Fernández: Ich hatte gehofft, der Papst würde mich nicht zum Kardinal ernennen, um nicht das Feuer derer zu schüren, die ihm schaden wollen, indem sie mich angreifen. Aber ich nehme es als das, was die Farbe des Kardinalats ausdrückt: die Bereitschaft, Blut zu vergießen, wenn es nötig ist.
Andererseits habe ich mich sehr darüber gefreut, daß der Kardinalstitel an zwei andere Argentinier verliehen wurde, die ich bewundere. Pater Luis Pascual Dri, jetzt ein alter Mann, hat mit großer Freude und Freundlichkeit viel Gutes getan.
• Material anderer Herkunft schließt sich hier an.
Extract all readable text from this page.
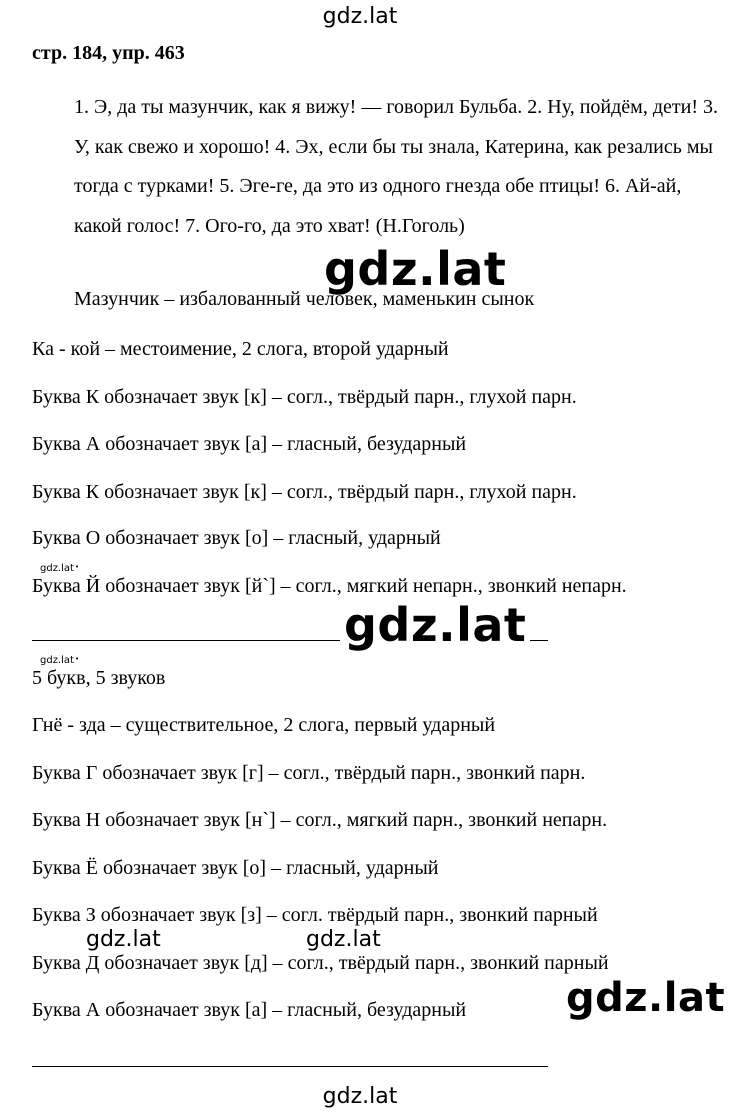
gdz.lat
стр. 184, упр. 463
1. Э, да ты мазунчик, как я вижу! — говорил Бульба. 2. Ну, пойдём, дети! 3. У, как свежо и хорошо! 4. Эх, если бы ты знала, Катерина, как резались мы тогда с турками! 5. Эге-ге, да это из одного гнезда обе птицы! 6. Ай-ай, какой голос! 7. Ого-го, да это хват! (Н.Гоголь)
Мазунчик – избалованный человек, маменькин сынок
gdz.lat
Ка - кой – местоимение, 2 слога, второй ударный
Буква К обозначает звук [к] – согл., твёрдый парн., глухой парн.
Буква А обозначает звук [а] – гласный, безударный
Буква К обозначает звук [к] – согл., твёрдый парн., глухой парн.
Буква О обозначает звук [о] – гласный, ударный
gdz.lat •
Буква Й обозначает звук [й`] – согл., мягкий непарн., звонкий непарн.
gdz.lat
gdz.lat •
5 букв, 5 звуков
Гнё - зда – существительное, 2 слога, первый ударный
Буква Г обозначает звук [г] – согл., твёрдый парн., звонкий парн.
Буква Н обозначает звук [н`] – согл., мягкий парн., звонкий непарн.
Буква Ё обозначает звук [о] – гласный, ударный
Буква З обозначает звук [з] – согл. твёрдый парн., звонкий парный
gdz.lat	gdz.lat
Буква Д обозначает звук [д] – согл., твёрдый парн., звонкий парный
Буква А обозначает звук [а] – гласный, безударный gdz.lat
gdz.lat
Und Angel Sixto Rossi, aus meiner Provinz Córdoba, ist ein weiser Mann mit einer enormen Sensibilität für das Leiden, aber auch mit großem Unterscheidungsvermögen.
Frage: Drei Argentinier: Was für einen Beitrag erwartet der Heilige Vater von Ihrem Heimatland für die Weltkirche?
Fernández: Argentinien ist ein Einwanderungsland, aber mit einer äußerst erfolgreichen Integrationserfahrung, des gegenseitigen Respekts und der Rassenmischung. Da ist es für sie[die Argentinier] ganz natürlich, jemandem zuzuhören, der ganz anders ist, ihn zu respektieren und nach Gemeinsamkeiten zu suchen. Zweifellos hat dies auch Auswirkungen auf die theologische Methode. Andererseits hat sich hier eine Theologie entwickelt, die das Volk und die Armen als Subjekte anerkennt, die in der Lage sind, ein gültiges Denken mit eigenen Kategorien zu entwickeln.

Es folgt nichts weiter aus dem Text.